As a consequence of the defendant's impermissible boilerplate objections, various documents were not produced. Defendant will provide in accordance with the accompanying minute order documents called for by the requests quoted at the outset of the opinion. I do not mean in the slightest to be unduly critical of the defendant's counsel. Unfortunately, what has occurred here is not uncommon and continues to generate needless disputes, which are but a continuing manifestation of the difficulties about which Learned Hand lamented almost three quarters of a century ago. In an address to the Bar Association of the City of New York in 1921, Hand, then a young district judge, spoke about the "atmosphere of contention over trifles, the unwillingness to concede what ought to be conceded, and to proceed to the things which matter.
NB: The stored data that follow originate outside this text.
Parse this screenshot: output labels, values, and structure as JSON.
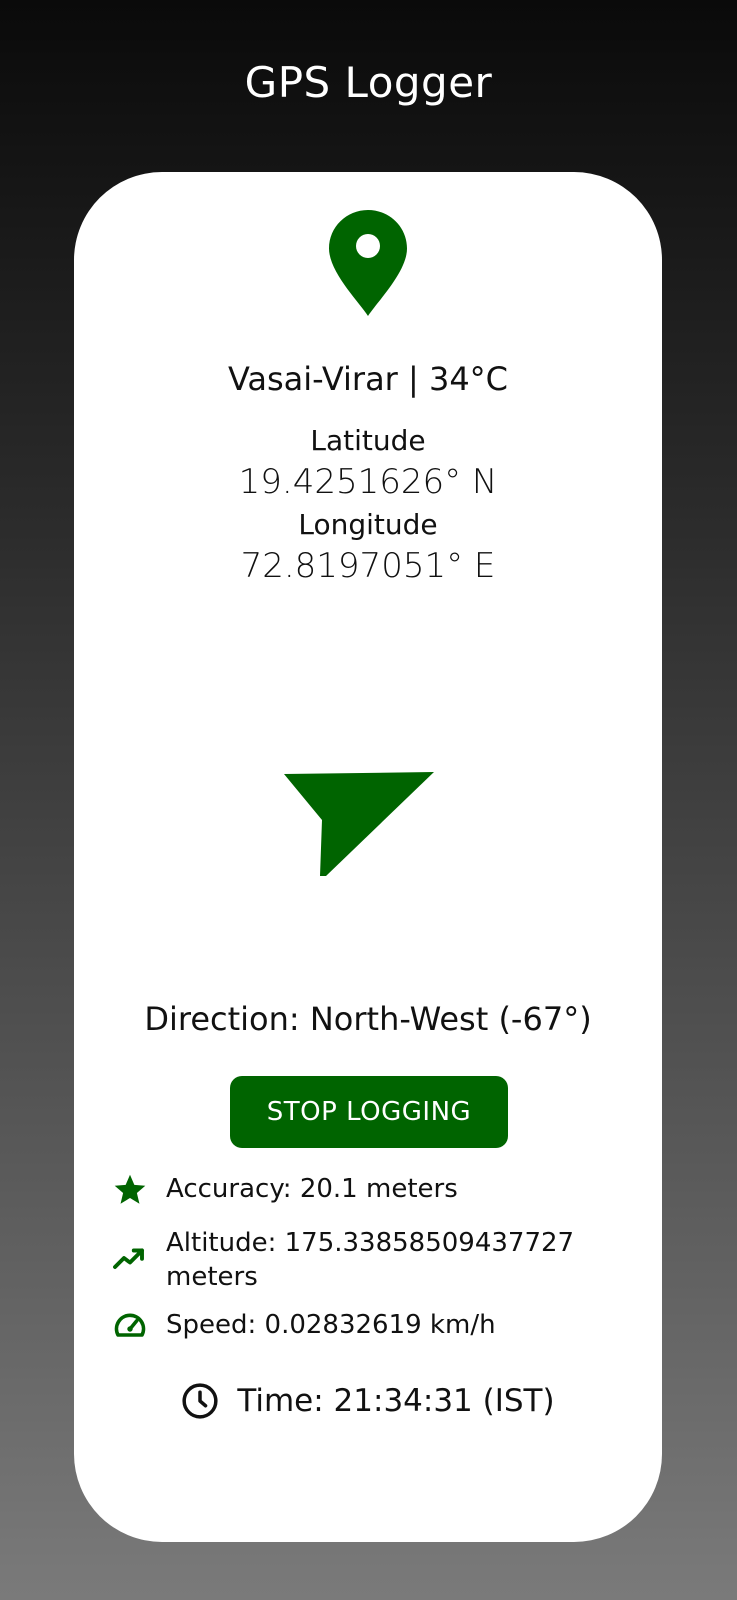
{
  "app": {
    "title": "GPS Logger"
  },
  "location": {
    "place_weather": "Vasai-Virar | 34°C",
    "latitude_label": "Latitude",
    "latitude_value": "19.4251626° N",
    "longitude_label": "Longitude",
    "longitude_value": "72.8197051° E"
  },
  "direction": {
    "text": "Direction: North-West (-67°)"
  },
  "controls": {
    "stop_label": "STOP LOGGING"
  },
  "stats": {
    "accuracy": "Accuracy: 20.1 meters",
    "altitude_line1": "Altitude: 175.33858509437727",
    "altitude_line2": "meters",
    "speed": "Speed: 0.02832619 km/h"
  },
  "time": {
    "text": "Time: 21:34:31 (IST)"
  },
  "icons": {
    "location": "location-pin-icon",
    "direction": "navigation-arrow-icon",
    "accuracy": "star-icon",
    "altitude": "trending-up-icon",
    "speed": "speedometer-icon",
    "time": "clock-icon"
  },
  "colors": {
    "accent": "#006400",
    "card": "#ffffff"
  }
}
Courts have fallen out of repute; many of you avoid them whenever you can, and rightly. About trials hang a suspicion of trickery and a sense of a result depending upon cajolery or worse. I wish I could say that it was all unmerited. After now some dozen years of experience I must say that as a litigant I should dread a lawsuit beyond almost anything else short of sickness and death." Lectures on Legal Topics, Learned Hand, The Deficiencies Of Trials to Reach the Heart of the Matter, 105 (The MacMillan Co.1926).
Needless judicial tolerance of the rote, boilerplate answers that have been employed here will engender their continued use to the detriment of the goals sought by the discovery rules. Long and bitter experience has taught that only a refusal to accept unedifying and improperly uninformative responses to discovery requests will lessen their continued utilization and help to achieve those ends for which the discovery provisions of the Federal Rules of Civil Procedure were enacted.